Other states and municipalities that have passed legislation restricting the use of algorithmic pricing in rental housing include, among others, Connecticut, San Francisco, Philadelphia, Minneapolis, Seattle and Portland, Ore. Meanwhile, broad algorithmic pricing bans and bills focused on rental housing are currently pending in several states.

At the federal level, Sen. Amy Klobuchar introduced the Preventing Algorithmic Collusion Act of 2025, which would presume an agreement under federal antitrust law when companies share competitively sensitive information through a pricing algorithm. This bill has been referred to the Senate Judiciary Committee.

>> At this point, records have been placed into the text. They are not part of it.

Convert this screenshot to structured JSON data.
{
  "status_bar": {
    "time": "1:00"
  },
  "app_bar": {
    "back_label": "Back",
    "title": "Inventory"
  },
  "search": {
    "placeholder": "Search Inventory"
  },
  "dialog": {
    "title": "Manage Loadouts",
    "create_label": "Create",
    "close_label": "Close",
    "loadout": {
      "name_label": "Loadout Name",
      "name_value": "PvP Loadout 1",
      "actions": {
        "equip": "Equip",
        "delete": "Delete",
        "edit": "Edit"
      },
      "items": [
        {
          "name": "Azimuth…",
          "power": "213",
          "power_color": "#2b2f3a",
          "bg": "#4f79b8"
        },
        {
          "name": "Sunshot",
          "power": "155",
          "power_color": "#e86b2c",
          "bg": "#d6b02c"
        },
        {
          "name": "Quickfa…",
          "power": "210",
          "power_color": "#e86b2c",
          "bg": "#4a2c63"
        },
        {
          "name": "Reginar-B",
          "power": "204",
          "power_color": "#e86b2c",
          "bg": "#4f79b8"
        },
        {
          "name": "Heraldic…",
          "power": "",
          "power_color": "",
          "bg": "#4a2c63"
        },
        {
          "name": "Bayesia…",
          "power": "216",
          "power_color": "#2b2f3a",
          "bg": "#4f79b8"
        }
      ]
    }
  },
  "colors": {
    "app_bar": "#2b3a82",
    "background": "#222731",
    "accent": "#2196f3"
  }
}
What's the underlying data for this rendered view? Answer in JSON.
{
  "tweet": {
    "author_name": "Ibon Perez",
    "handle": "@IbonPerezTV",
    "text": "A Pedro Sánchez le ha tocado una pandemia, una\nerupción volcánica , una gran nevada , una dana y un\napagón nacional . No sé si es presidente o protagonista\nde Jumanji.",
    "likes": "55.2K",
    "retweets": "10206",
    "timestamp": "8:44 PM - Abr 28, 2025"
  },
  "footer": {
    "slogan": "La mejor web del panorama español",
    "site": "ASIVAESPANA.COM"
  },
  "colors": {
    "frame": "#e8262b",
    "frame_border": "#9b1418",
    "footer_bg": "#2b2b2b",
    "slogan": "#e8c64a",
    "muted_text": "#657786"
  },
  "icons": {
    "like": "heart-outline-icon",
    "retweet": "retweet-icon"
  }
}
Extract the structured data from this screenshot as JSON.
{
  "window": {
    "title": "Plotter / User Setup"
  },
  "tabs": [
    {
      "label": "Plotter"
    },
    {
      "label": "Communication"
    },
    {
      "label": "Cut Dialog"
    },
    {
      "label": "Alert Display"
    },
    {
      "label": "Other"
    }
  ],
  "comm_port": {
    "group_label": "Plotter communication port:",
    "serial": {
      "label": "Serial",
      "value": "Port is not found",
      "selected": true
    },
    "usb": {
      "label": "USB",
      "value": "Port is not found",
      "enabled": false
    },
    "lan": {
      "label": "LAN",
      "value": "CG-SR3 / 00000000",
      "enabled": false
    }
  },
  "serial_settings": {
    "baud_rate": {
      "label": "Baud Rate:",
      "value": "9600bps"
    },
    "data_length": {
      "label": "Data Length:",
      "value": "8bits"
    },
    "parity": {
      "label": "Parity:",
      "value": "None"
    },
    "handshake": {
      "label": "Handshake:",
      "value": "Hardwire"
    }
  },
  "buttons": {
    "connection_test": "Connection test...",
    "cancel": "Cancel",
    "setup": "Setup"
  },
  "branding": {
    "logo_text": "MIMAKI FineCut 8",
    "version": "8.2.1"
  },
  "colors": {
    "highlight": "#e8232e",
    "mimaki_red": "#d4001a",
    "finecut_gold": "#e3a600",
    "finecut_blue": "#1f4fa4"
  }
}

Surveillance Pricing Legislation

New York is the first state to enact a law related to the use of consumer data in pricing. The Algorithmic Pricing Disclosure Act requires retailers that set prices using an algorithm based on consumers’ personal data to display a disclosure stating, “THIS PRICE WAS SET BY AN ALGORITHM USING YOUR PERSONAL DATA.” Personal data is defined as “any data that identifies or could reasonably be linked, directly or indirectly, with a specific consumer or device.” Failure to comply may result in civil penalties of up to $1,000 per violation. A similar transparency bill is pending in Illinois.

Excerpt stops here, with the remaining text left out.